村を抜けて街道脇の水汲み場を横目に、アナは山を降りていった。

台地のようになっているこの辺りは、村を抜けるとすぐに急な下りの道になっている。
山道を下りた辺りは小さな森があり、それを境界線にするように、その先は海まで広がる平野だ。森を抜ければいつも行くマリの街までは近い。

(ひとまず今日中にマリを目指そう)

そのマリを基点に、山裾に沿うようにアシェントラとの国境になっているモルガ渓谷に向かう道と、反対に隣の領地アソンに向かう道、そして帝都ガイソールに続く道の、三つの街道があった。

(朝、村を出たのだから急げば日が暮れる頃にはマリに着けるよね)

いったん日が暮れてしまうと、野党の類だけでなく、森にいる獣に襲われる危険性が一気に高まるので、アナはいつもより道を急いだ。

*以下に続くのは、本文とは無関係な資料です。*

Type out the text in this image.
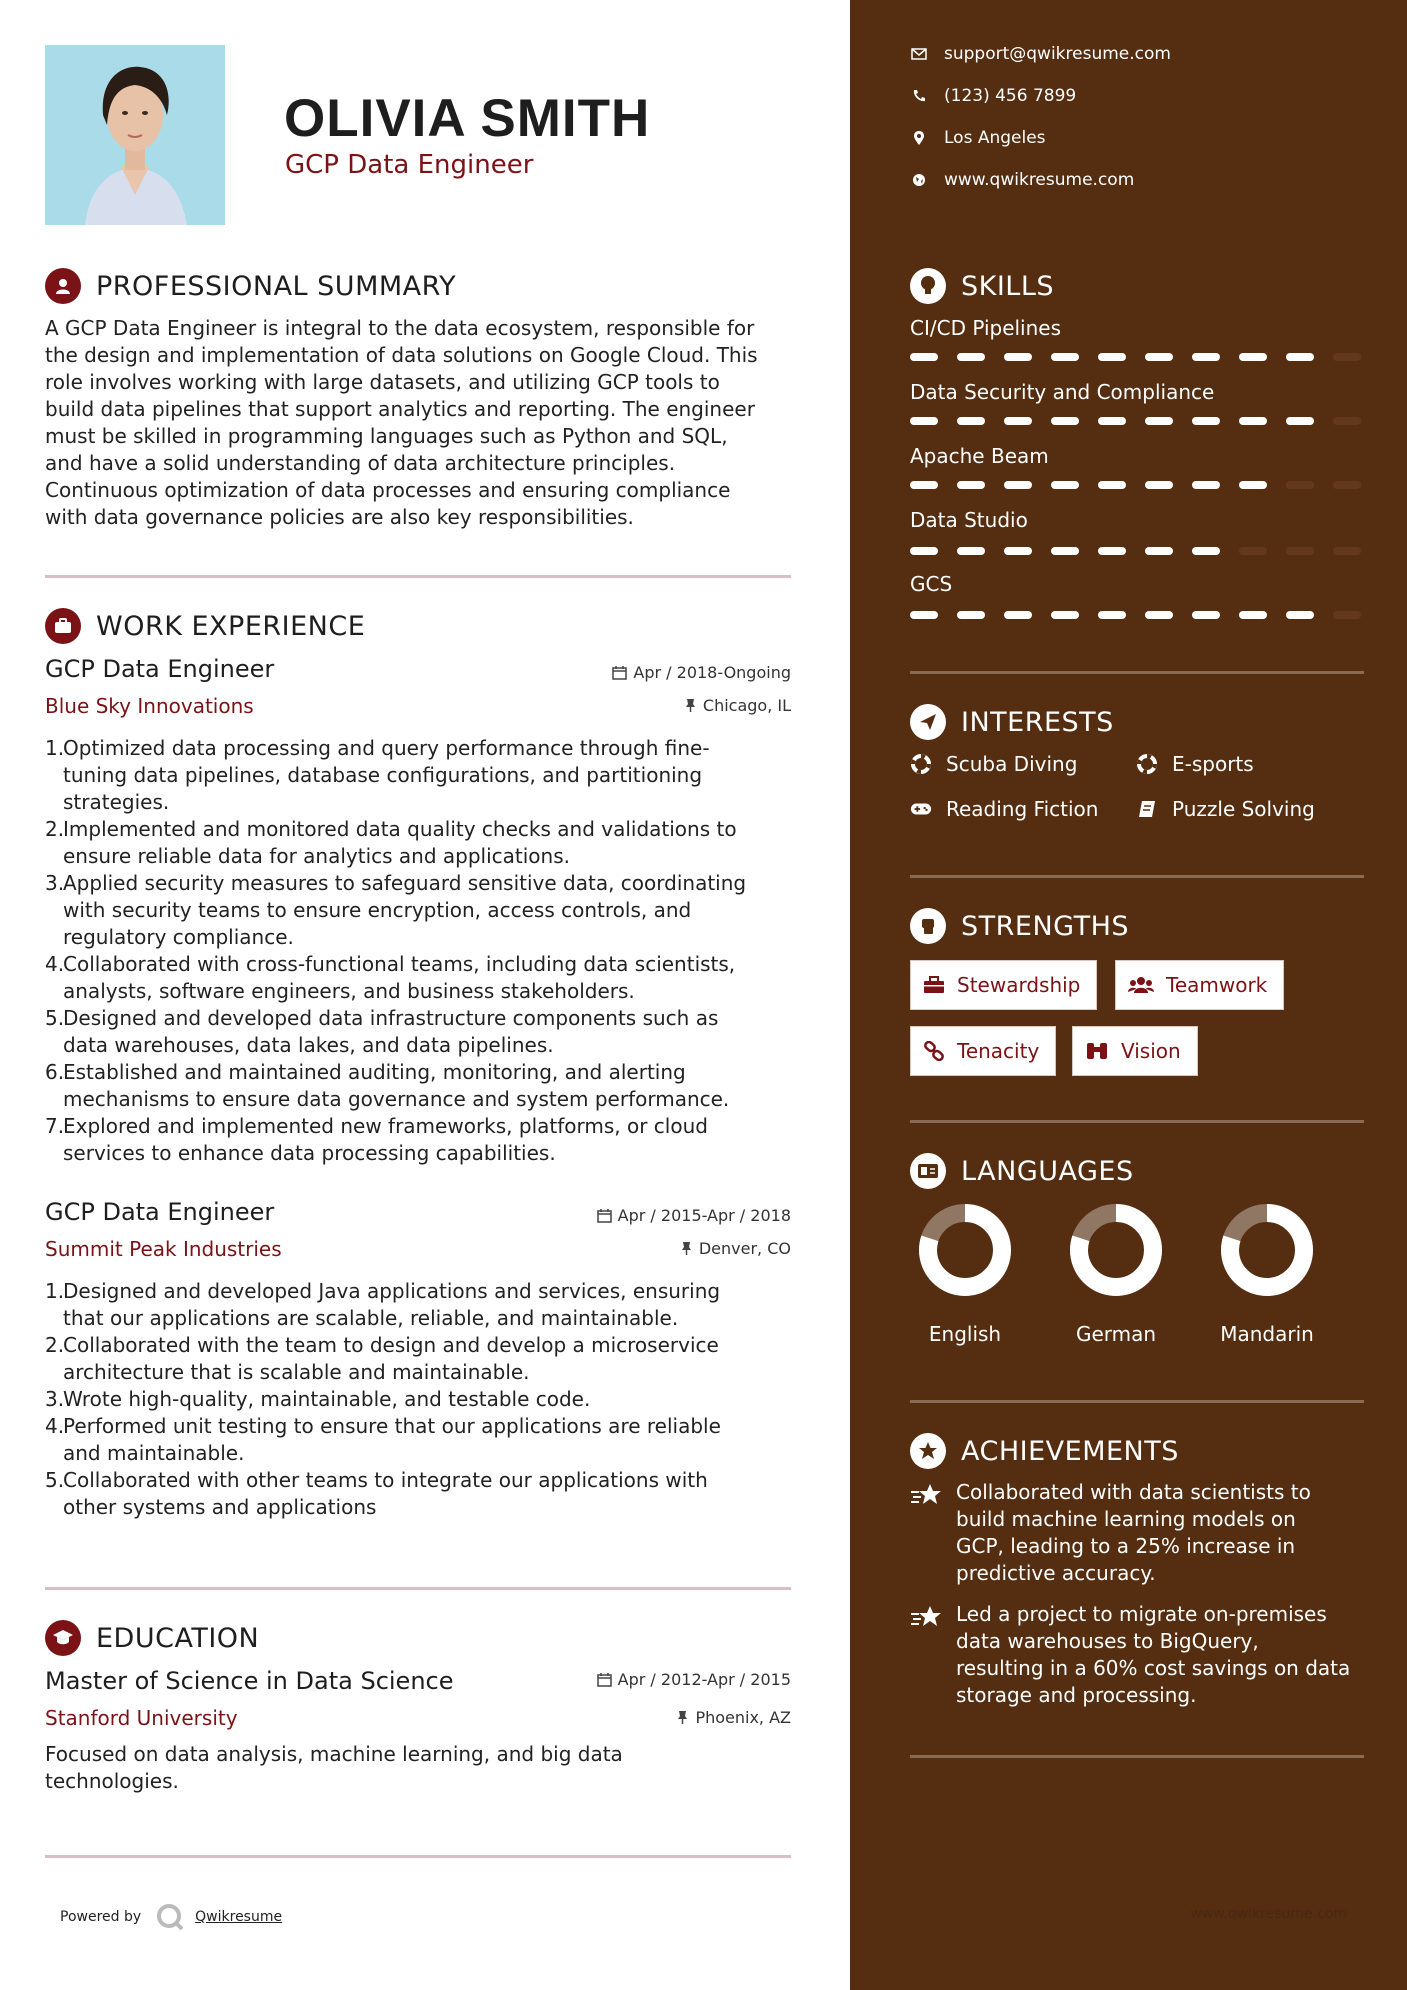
OLIVIA SMITH
GCP Data Engineer
PROFESSIONAL SUMMARY
A GCP Data Engineer is integral to the data ecosystem, responsible for
the design and implementation of data solutions on Google Cloud. This
role involves working with large datasets, and utilizing GCP tools to
build data pipelines that support analytics and reporting. The engineer
must be skilled in programming languages such as Python and SQL,
and have a solid understanding of data architecture principles.
Continuous optimization of data processes and ensuring compliance
with data governance policies are also key responsibilities.
WORK EXPERIENCE
GCP Data Engineer	Apr / 2018-Ongoing
Blue Sky Innovations	Chicago, IL
1.
Optimized data processing and query performance through fine-
tuning data pipelines, database configurations, and partitioning
strategies.
2.
Implemented and monitored data quality checks and validations to
ensure reliable data for analytics and applications.
3.
Applied security measures to safeguard sensitive data, coordinating
with security teams to ensure encryption, access controls, and
regulatory compliance.
4.
Collaborated with cross-functional teams, including data scientists,
analysts, software engineers, and business stakeholders.
5.
Designed and developed data infrastructure components such as
data warehouses, data lakes, and data pipelines.
6.
Established and maintained auditing, monitoring, and alerting
mechanisms to ensure data governance and system performance.
7.
Explored and implemented new frameworks, platforms, or cloud
services to enhance data processing capabilities.
GCP Data Engineer	Apr / 2015-Apr / 2018
Summit Peak Industries	Denver, CO
1.
Designed and developed Java applications and services, ensuring
that our applications are scalable, reliable, and maintainable.
2.
Collaborated with the team to design and develop a microservice
architecture that is scalable and maintainable.
3.
Wrote high-quality, maintainable, and testable code.
4.
Performed unit testing to ensure that our applications are reliable
and maintainable.
5.
Collaborated with other teams to integrate our applications with
other systems and applications
EDUCATION
Master of Science in Data Science	Apr / 2012-Apr / 2015
Stanford University	Phoenix, AZ
Focused on data analysis, machine learning, and big data
technologies.
Powered by	Qwikresume
support@qwikresume.com
(123) 456 7899
Los Angeles
www.qwikresume.com
SKILLS
CI/CD Pipelines
Data Security and Compliance
Apache Beam
Data Studio
GCS
INTERESTS
Scuba Diving	E-sports
Reading Fiction	Puzzle Solving
STRENGTHS
Stewardship	Teamwork
Tenacity	Vision
LANGUAGES
English	German	Mandarin
ACHIEVEMENTS
Collaborated with data scientists to
build machine learning models on
GCP, leading to a 25% increase in
predictive accuracy.
Led a project to migrate on-premises
data warehouses to BigQuery,
resulting in a 60% cost savings on data
storage and processing.
www.qwikresume.com
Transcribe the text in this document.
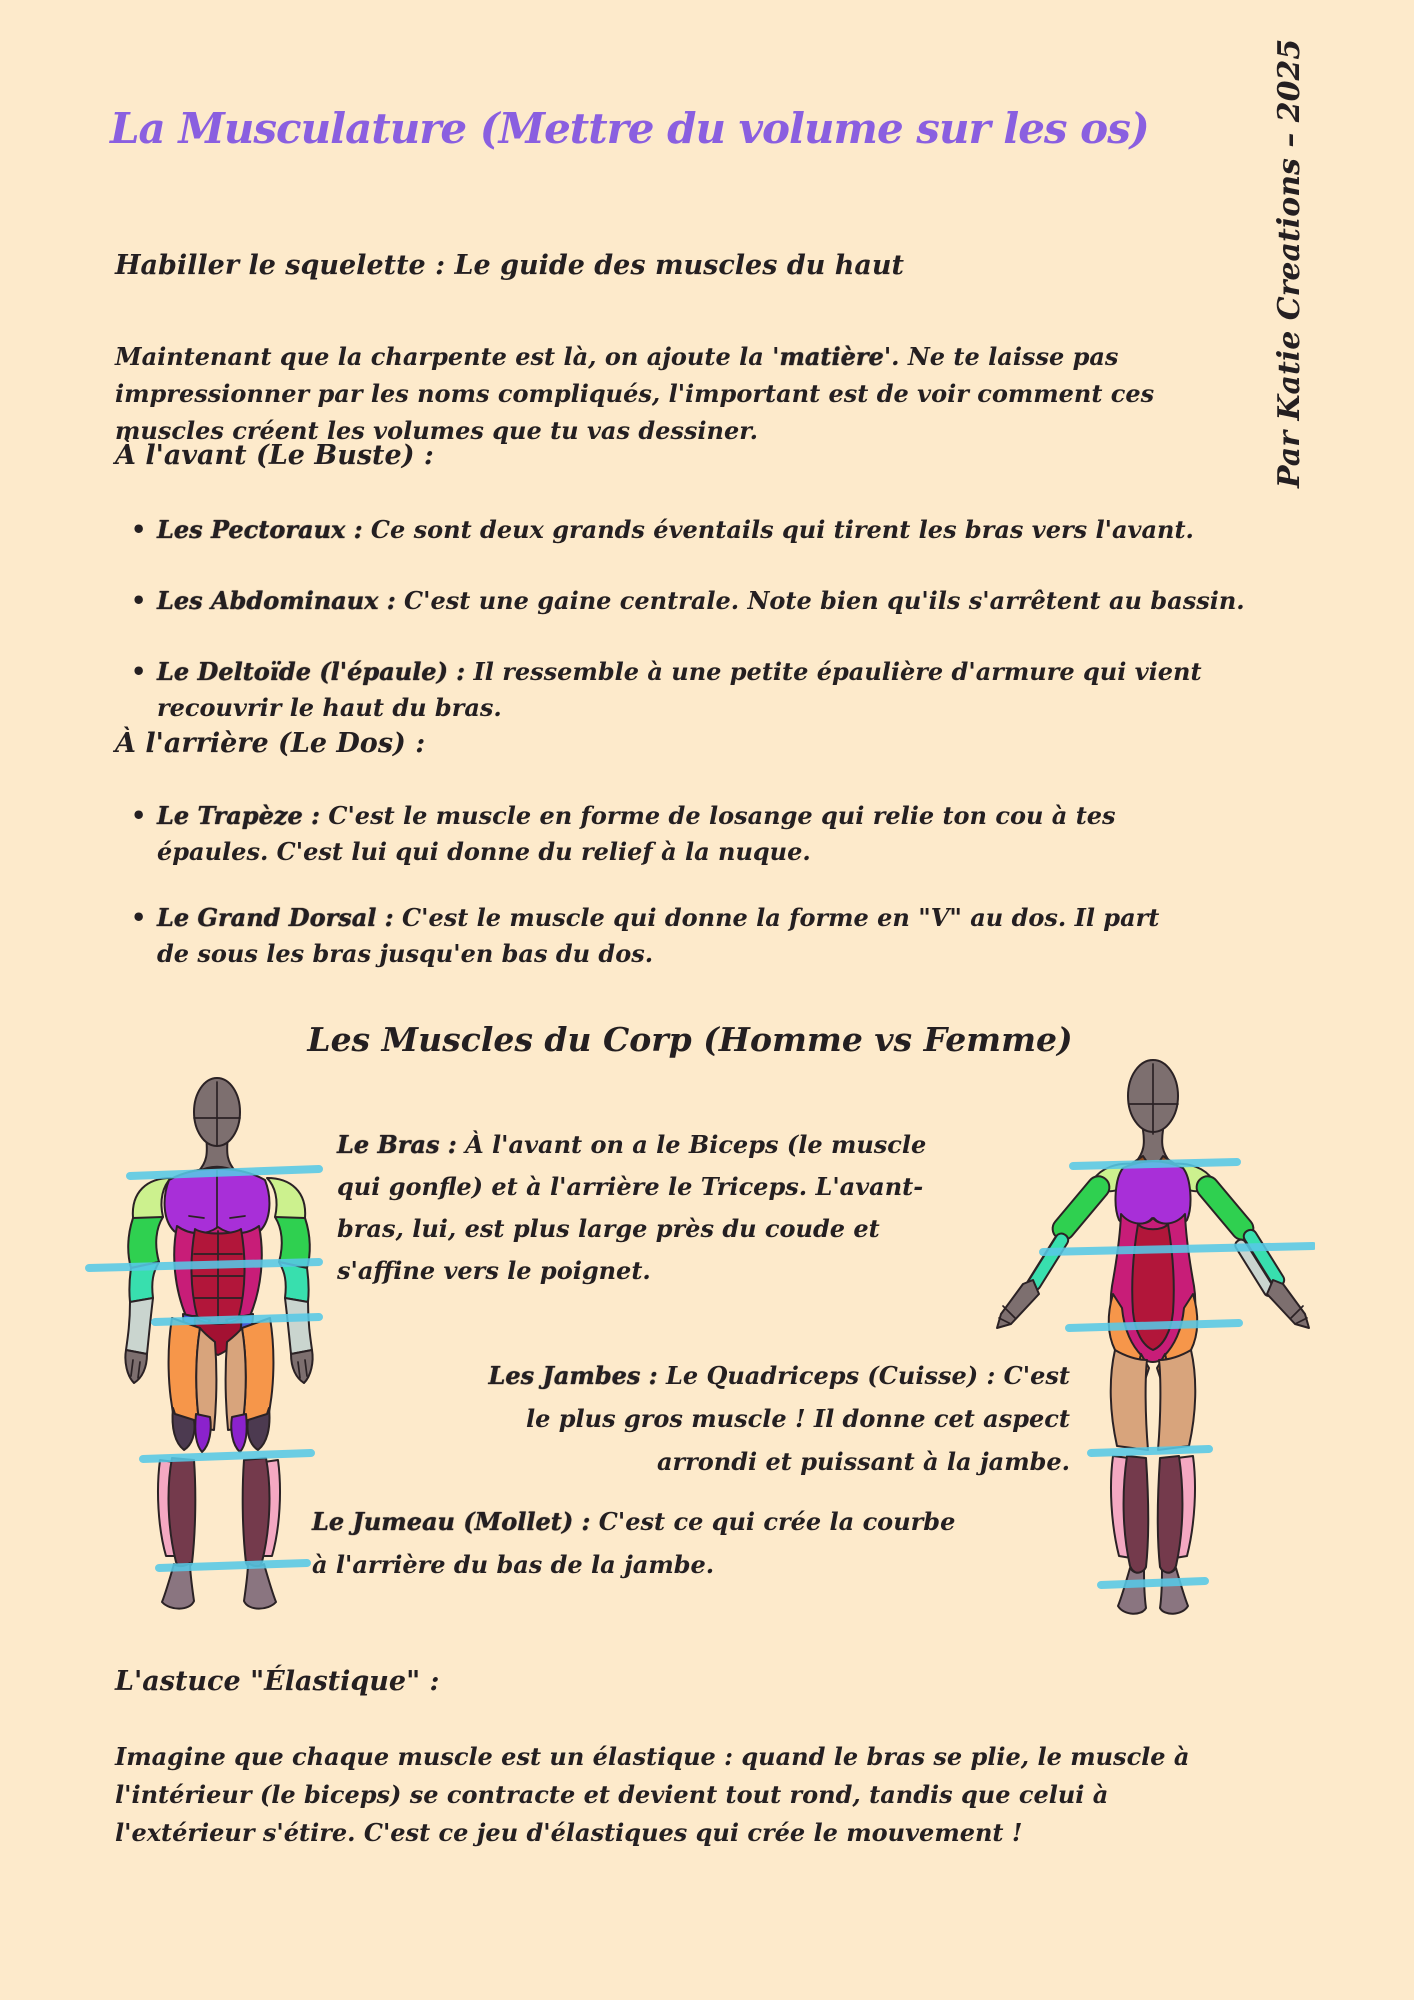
La Musculature (Mettre du volume sur les os)	Par Katie Creations – 2025
Habiller le squelette : Le guide des muscles du haut
Maintenant que la charpente est là, on ajoute la 'matière'. Ne te laisse pas impressionner par les noms compliqués, l'important est de voir comment ces muscles créent les volumes que tu vas dessiner.
À l'avant (Le Buste) :
• Les Pectoraux : Ce sont deux grands éventails qui tirent les bras vers l'avant.
• Les Abdominaux : C'est une gaine centrale. Note bien qu'ils s'arrêtent au bassin.
• Le Deltoïde (l'épaule) : Il ressemble à une petite épaulière d'armure qui vient recouvrir le haut du bras.
À l'arrière (Le Dos) :
• Le Trapèze : C'est le muscle en forme de losange qui relie ton cou à tes épaules. C'est lui qui donne du relief à la nuque.
• Le Grand Dorsal : C'est le muscle qui donne la forme en "V" au dos. Il part de sous les bras jusqu'en bas du dos.
Les Muscles du Corp (Homme vs Femme)
Le Bras : À l'avant on a le Biceps (le muscle qui gonfle) et à l'arrière le Triceps. L'avant-bras, lui, est plus large près du coude et s'affine vers le poignet.
Les Jambes : Le Quadriceps (Cuisse) : C'est le plus gros muscle ! Il donne cet aspect arrondi et puissant à la jambe.
Le Jumeau (Mollet) : C'est ce qui crée la courbe à l'arrière du bas de la jambe.
L'astuce "Élastique" :
Imagine que chaque muscle est un élastique : quand le bras se plie, le muscle à l'intérieur (le biceps) se contracte et devient tout rond, tandis que celui à l'extérieur s'étire. C'est ce jeu d'élastiques qui crée le mouvement !
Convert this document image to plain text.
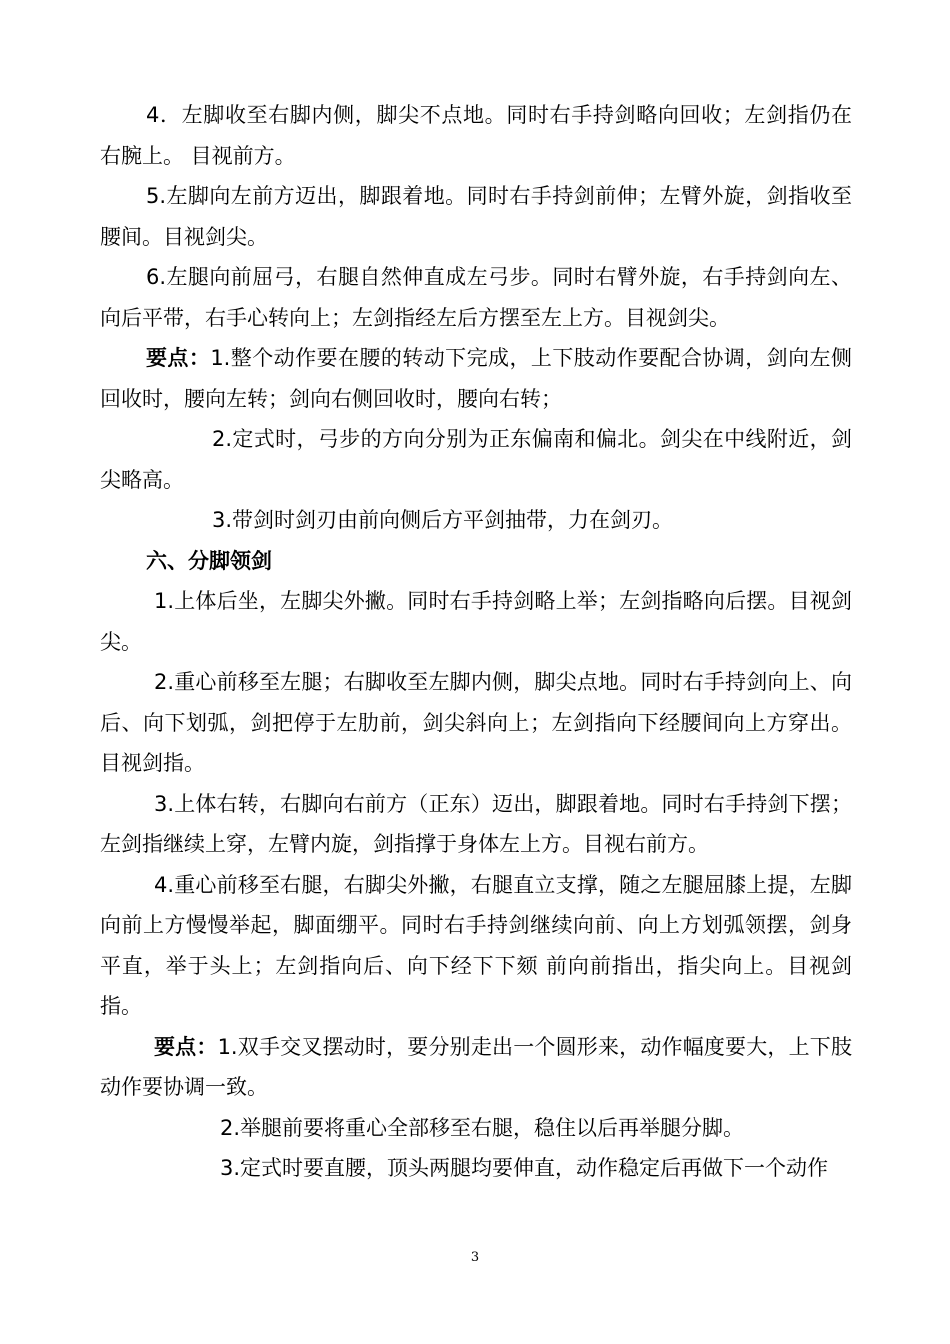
4．左脚收至右脚内侧，脚尖不点地。同时右手持剑略向回收；左剑指仍在右腕上。 目视前方。

5.左脚向左前方迈出，脚跟着地。同时右手持剑前伸；左臂外旋，剑指收至腰间。目视剑尖。

6.左腿向前屈弓，右腿自然伸直成左弓步。同时右臂外旋，右手持剑向左、向后平带，右手心转向上；左剑指经左后方摆至左上方。目视剑尖。

要点：1.整个动作要在腰的转动下完成，上下肢动作要配合协调，剑向左侧回收时，腰向左转；剑向右侧回收时，腰向右转；

2.定式时，弓步的方向分别为正东偏南和偏北。剑尖在中线附近，剑尖略高。

3.带剑时剑刃由前向侧后方平剑抽带，力在剑刃。

六、分脚领剑

1.上体后坐，左脚尖外撇。同时右手持剑略上举；左剑指略向后摆。目视剑尖。

2.重心前移至左腿；右脚收至左脚内侧，脚尖点地。同时右手持剑向上、向后、向下划弧，剑把停于左肋前，剑尖斜向上；左剑指向下经腰间向上方穿出。目视剑指。

3.上体右转，右脚向右前方（正东）迈出，脚跟着地。同时右手持剑下摆；左剑指继续上穿，左臂内旋，剑指撑于身体左上方。目视右前方。

4.重心前移至右腿，右脚尖外撇，右腿直立支撑，随之左腿屈膝上提，左脚向前上方慢慢举起，脚面绷平。同时右手持剑继续向前、向上方划弧领摆，剑身平直，举于头上；左剑指向后、向下经下下颏 前向前指出，指尖向上。目视剑指。

要点：1.双手交叉摆动时，要分别走出一个圆形来，动作幅度要大，上下肢动作要协调一致。

2.举腿前要将重心全部移至右腿，稳住以后再举腿分脚。

3.定式时要直腰，顶头两腿均要伸直，动作稳定后再做下一个动作

3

急いだおかげで、アナは昼過ぎには森の入り口についた。

この森はアナの村の横を流れる川の潤いによってかろうじて緑を保っている。
アナの村では深い谷底に流れる川も、このあたりまで来れば幾分川幅も広い。崖からのぞけばごうごうと流れる波間の様子も見ることができるだろう。
しかし先を急ぐアナはそんな余裕もなく、川沿いの街道を早足で進んだ。

森の緑は実際の時間の明るさよりも、道を暗い影に沈めてアナを焦らせる。

(叔父さん達はもう戻ったかな。
本当にこれが神様を見つける手がかりなんだとして、ウーダンさんは何も見つけられないで大丈夫なのかしら?